Common to Jason Rhoades’s multifarious output is an underlying interest in the conditions in which art is made and the subversion of any conventions that stand in the way of its production. Up to his untimely death in 2006 at age 41, Rhoades carried out a continuous assault on aesthetic conventions and the rules governing the art world: these conditions, in fact, were used as materials or tools for his work. His conceptual vigor and his attempts to redefine and expand the space in which works are both made and exhibited earned him a reputation as an artists’ artist. Believing that the creative process demanded ultimate freedom, his work could be dangerous, overwhelming, politically incorrect, obnoxious, or sublime.
Rhoades was born in Newcastle, California in 1965. He received his M.F.A. from the University of California, Los Angeles in 1993. Later that year, Rhoades joined David Zwirner—becoming part of the gallery’s original roster of artists—and had his first New York solo show.
David Zwirner recently presented Jason Rhoades: PeaRoeFoam at the gallery in New York, on view September 11 to October 18, 2014. The comprehensive exhibition was specially dedicated to Rhoades’s body of work using PeaRoeFoam, the artist’s self-made recipe for a “brand new product and revolutionary new material” created from whole green peas, fish-bait style salmon eggs, and white virgin-beaded foam. It marked the gallery’s first exhibition showcasing Rhoades since its critically acclaimed installation of Black Pussy in 2007. An accompanying publication by David Zwirner Books will feature new scholarship by Julien Bismuth, an interview with Linda Norden, and selected interviews from the Jason Rhoades Oral History project devised by Lucas Zwirner, who has interviewed over fifty artists, curators, and others who intimately knew the artist.

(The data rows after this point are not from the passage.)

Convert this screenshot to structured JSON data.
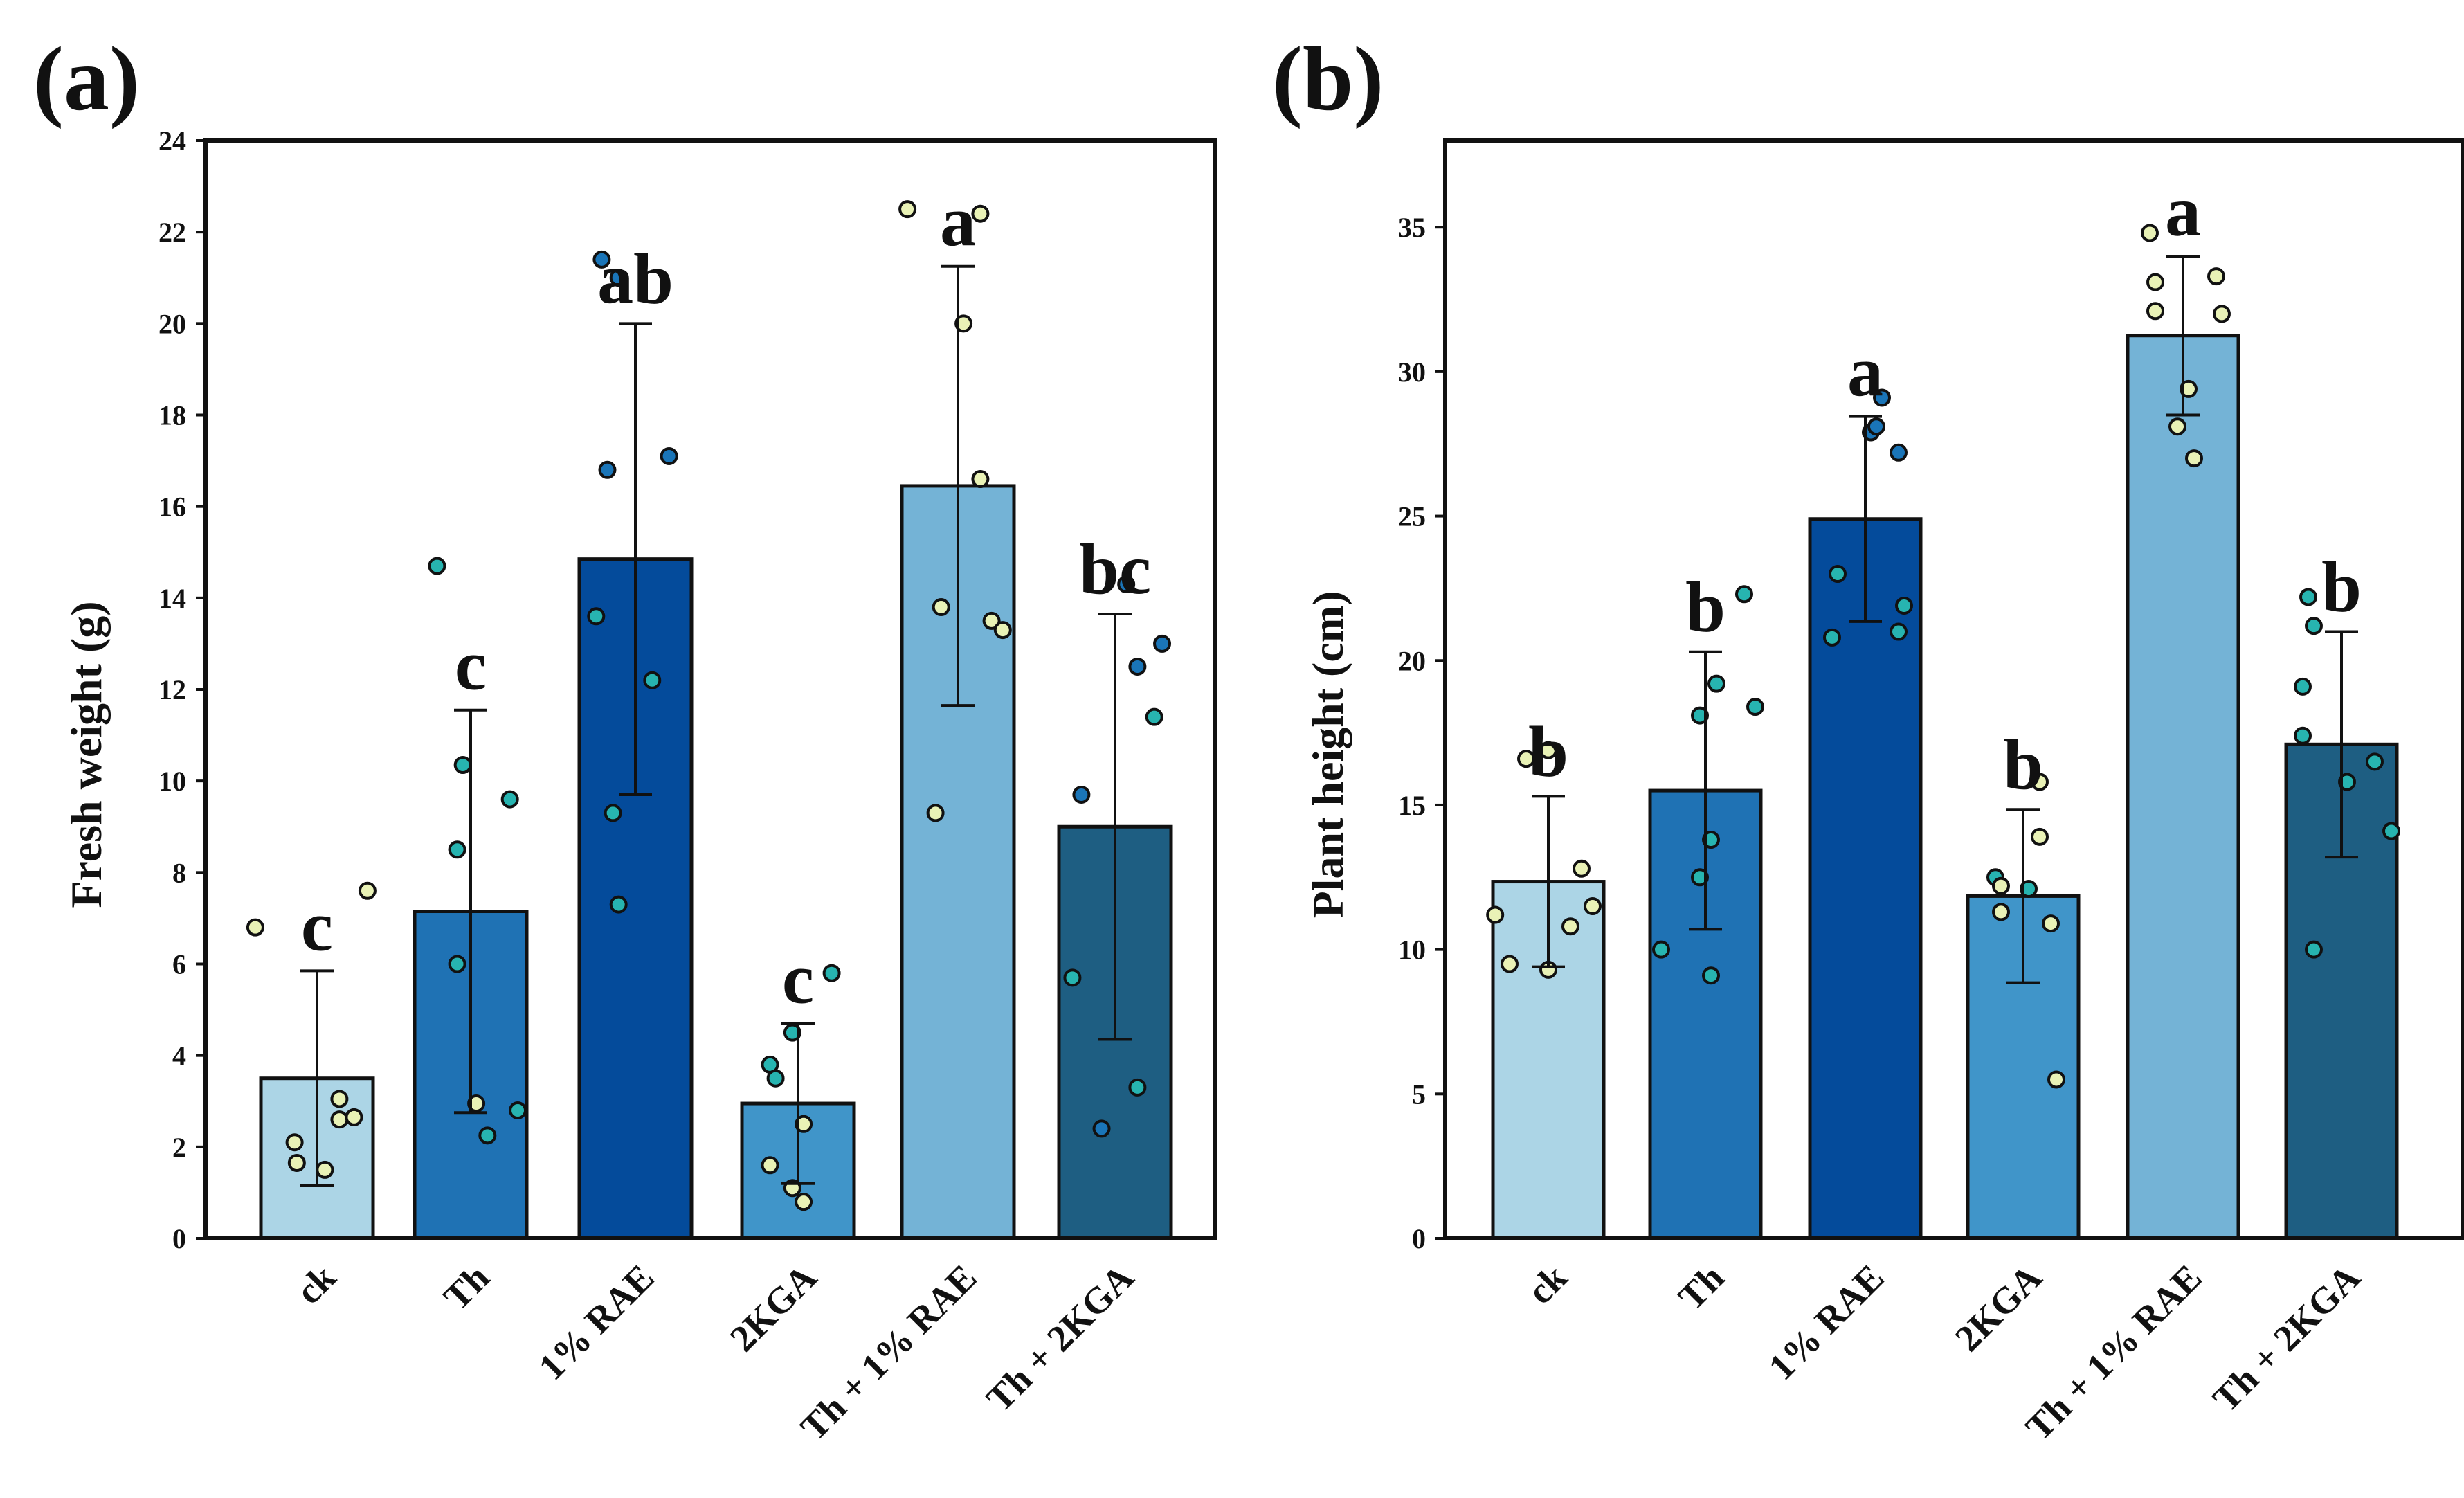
{
  "palette": {
    "bars": [
      "#acd5e6",
      "#1f72b4",
      "#044b9b",
      "#4095c9",
      "#74b3d6",
      "#1e5e82"
    ],
    "point_light": "#e9f2b6",
    "point_teal": "#27b4b0",
    "point_blue": "#1a75b8",
    "stroke": "#111111"
  },
  "chart_data": [
    {
      "type": "bar",
      "panel_label": "(a)",
      "title": "",
      "xlabel": "",
      "ylabel": "Fresh weight (g)",
      "ylim": [
        0,
        24
      ],
      "yticks": [
        0,
        2,
        4,
        6,
        8,
        10,
        12,
        14,
        16,
        18,
        20,
        22,
        24
      ],
      "categories": [
        "ck",
        "Th",
        "1% RAE",
        "2KGA",
        "Th + 1% RAE",
        "Th + 2KGA"
      ],
      "values": [
        3.5,
        7.15,
        14.85,
        2.95,
        16.45,
        9.0
      ],
      "error": [
        2.35,
        4.4,
        5.15,
        1.75,
        4.8,
        4.65
      ],
      "significance": [
        "c",
        "c",
        "ab",
        "c",
        "a",
        "bc"
      ],
      "points": [
        [
          [
            -0.55,
            6.8,
            "light"
          ],
          [
            -0.2,
            2.1,
            "light"
          ],
          [
            -0.18,
            1.65,
            "light"
          ],
          [
            0.07,
            1.5,
            "light"
          ],
          [
            0.2,
            3.05,
            "light"
          ],
          [
            0.2,
            2.6,
            "light"
          ],
          [
            0.33,
            2.65,
            "light"
          ],
          [
            0.45,
            7.6,
            "light"
          ]
        ],
        [
          [
            -0.3,
            14.7,
            "teal"
          ],
          [
            -0.12,
            8.5,
            "teal"
          ],
          [
            -0.12,
            6.0,
            "teal"
          ],
          [
            -0.07,
            10.35,
            "teal"
          ],
          [
            0.05,
            2.95,
            "light"
          ],
          [
            0.15,
            2.25,
            "teal"
          ],
          [
            0.35,
            9.6,
            "teal"
          ],
          [
            0.42,
            2.8,
            "teal"
          ]
        ],
        [
          [
            -0.35,
            13.6,
            "teal"
          ],
          [
            -0.3,
            21.4,
            "blue"
          ],
          [
            -0.25,
            16.8,
            "blue"
          ],
          [
            -0.2,
            9.3,
            "teal"
          ],
          [
            -0.15,
            21.0,
            "blue"
          ],
          [
            -0.15,
            7.3,
            "teal"
          ],
          [
            0.15,
            12.2,
            "teal"
          ],
          [
            0.3,
            17.1,
            "blue"
          ]
        ],
        [
          [
            -0.25,
            3.8,
            "teal"
          ],
          [
            -0.2,
            3.5,
            "teal"
          ],
          [
            -0.25,
            1.6,
            "light"
          ],
          [
            -0.05,
            4.5,
            "teal"
          ],
          [
            -0.05,
            1.1,
            "light"
          ],
          [
            0.05,
            0.8,
            "light"
          ],
          [
            0.05,
            2.5,
            "light"
          ],
          [
            0.3,
            5.8,
            "teal"
          ]
        ],
        [
          [
            -0.45,
            22.5,
            "light"
          ],
          [
            -0.15,
            13.8,
            "light"
          ],
          [
            -0.2,
            9.3,
            "light"
          ],
          [
            0.05,
            20.0,
            "light"
          ],
          [
            0.2,
            16.6,
            "light"
          ],
          [
            0.2,
            22.4,
            "light"
          ],
          [
            0.3,
            13.5,
            "light"
          ],
          [
            0.4,
            13.3,
            "light"
          ]
        ],
        [
          [
            -0.38,
            5.7,
            "teal"
          ],
          [
            -0.3,
            9.7,
            "blue"
          ],
          [
            -0.12,
            2.4,
            "blue"
          ],
          [
            0.1,
            14.3,
            "blue"
          ],
          [
            0.2,
            12.5,
            "blue"
          ],
          [
            0.2,
            3.3,
            "teal"
          ],
          [
            0.35,
            11.4,
            "teal"
          ],
          [
            0.42,
            13.0,
            "blue"
          ]
        ]
      ]
    },
    {
      "type": "bar",
      "panel_label": "(b)",
      "title": "",
      "xlabel": "",
      "ylabel": "Plant height (cm)",
      "ylim": [
        0,
        38
      ],
      "yticks": [
        0,
        5,
        10,
        15,
        20,
        25,
        30,
        35
      ],
      "categories": [
        "ck",
        "Th",
        "1% RAE",
        "2KGA",
        "Th + 1% RAE",
        "Th + 2KGA"
      ],
      "values": [
        12.35,
        15.5,
        24.9,
        11.85,
        31.25,
        17.1
      ],
      "error": [
        2.95,
        4.8,
        3.55,
        3.0,
        2.75,
        3.9
      ],
      "significance": [
        "b",
        "b",
        "a",
        "b",
        "a",
        "b"
      ],
      "points": [
        [
          [
            -0.48,
            11.2,
            "light"
          ],
          [
            -0.35,
            9.5,
            "light"
          ],
          [
            -0.2,
            16.6,
            "light"
          ],
          [
            0.0,
            16.9,
            "light"
          ],
          [
            0.0,
            9.3,
            "light"
          ],
          [
            0.2,
            10.8,
            "light"
          ],
          [
            0.3,
            12.8,
            "light"
          ],
          [
            0.4,
            11.5,
            "light"
          ]
        ],
        [
          [
            -0.4,
            10.0,
            "teal"
          ],
          [
            -0.05,
            18.1,
            "teal"
          ],
          [
            -0.05,
            12.5,
            "teal"
          ],
          [
            0.05,
            13.8,
            "teal"
          ],
          [
            0.1,
            19.2,
            "teal"
          ],
          [
            0.05,
            9.1,
            "teal"
          ],
          [
            0.35,
            22.3,
            "teal"
          ],
          [
            0.45,
            18.4,
            "teal"
          ]
        ],
        [
          [
            -0.25,
            23.0,
            "teal"
          ],
          [
            -0.3,
            20.8,
            "teal"
          ],
          [
            0.05,
            27.9,
            "blue"
          ],
          [
            0.1,
            28.1,
            "blue"
          ],
          [
            0.15,
            29.1,
            "blue"
          ],
          [
            0.3,
            27.2,
            "blue"
          ],
          [
            0.3,
            21.0,
            "teal"
          ],
          [
            0.35,
            21.9,
            "teal"
          ]
        ],
        [
          [
            -0.25,
            12.5,
            "teal"
          ],
          [
            -0.2,
            12.2,
            "light"
          ],
          [
            -0.2,
            11.3,
            "light"
          ],
          [
            0.05,
            12.1,
            "teal"
          ],
          [
            0.15,
            13.9,
            "light"
          ],
          [
            0.15,
            15.8,
            "light"
          ],
          [
            0.25,
            10.9,
            "light"
          ],
          [
            0.3,
            5.5,
            "light"
          ]
        ],
        [
          [
            -0.3,
            34.8,
            "light"
          ],
          [
            -0.25,
            33.1,
            "light"
          ],
          [
            -0.25,
            32.1,
            "light"
          ],
          [
            -0.05,
            28.1,
            "light"
          ],
          [
            0.05,
            29.4,
            "light"
          ],
          [
            0.1,
            27.0,
            "light"
          ],
          [
            0.3,
            33.3,
            "light"
          ],
          [
            0.35,
            32.0,
            "light"
          ]
        ],
        [
          [
            -0.35,
            19.1,
            "teal"
          ],
          [
            -0.3,
            22.2,
            "teal"
          ],
          [
            -0.35,
            17.4,
            "teal"
          ],
          [
            -0.25,
            10.0,
            "teal"
          ],
          [
            -0.25,
            21.2,
            "teal"
          ],
          [
            0.05,
            15.8,
            "teal"
          ],
          [
            0.3,
            16.5,
            "teal"
          ],
          [
            0.45,
            14.1,
            "teal"
          ]
        ]
      ]
    }
  ]
}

Rhoades’s work has been exhibited internationally since the 1990s. His first solo presentation at a European institution was held at the Kunsthalle Basel in 1996. Other international venues which have organized solo shows include the Van Abbemuseum, Eindhoven, The Netherlands; Kunsthalle Nürnberg, Nuremberg, Germany (both 1998); Deichtorhallen Hamburg, Germany (1999); Museum Haus Esters, Krefeld, Germany (2000); Museum Moderner Kunst Stiftung Ludwig Wien (MUMOK), Vienna (2002); Le Magasin - Centre National d’Art Contemporain de Grenoble, France (2005); and the Centro de Arte Contemporáneo de Málaga, Spain (2006).
In 2013, Jason Rhoades, Four Roads marked the first American museum exhibition of the artist’s work, organized by the Institute of Contemporary Art, University of Pennsylvania, Philadelphia. In 2014, the exhibition traveled internationally to the Kunsthalle Bremen, Germany, followed by the BALTIC Centre for Contemporary Art, Gateshead, England in 2015.
Work by the artist has been prominently featured in group exhibitions worldwide, most recently in 2013 as part of NYC 1993: Experimental Jet Set, Trash and No Star at the New Museum, New York. Other group shows that have shown major installations by Rhoades include the Whitney Biennial (1995, 1997, and 2008) and the Venice Biennale (1997, 1999, and 2007).
Museum collections which hold works by the artist include the Centre Georges Pompidou, Paris; Hamburger Bahnhof - Museum für Gegenwart, Berlin; Los Angeles County Museum of Art; Museum of Contemporary Art, Los Angeles; The Museum of Modern Art, New York; San Francisco Museum of Modern Art; Solomon R. Guggenheim Museum, New York; Stedelijk Museum, Amsterdam; Tate Gallery, London; and the Whitney Museum of American Art, New York.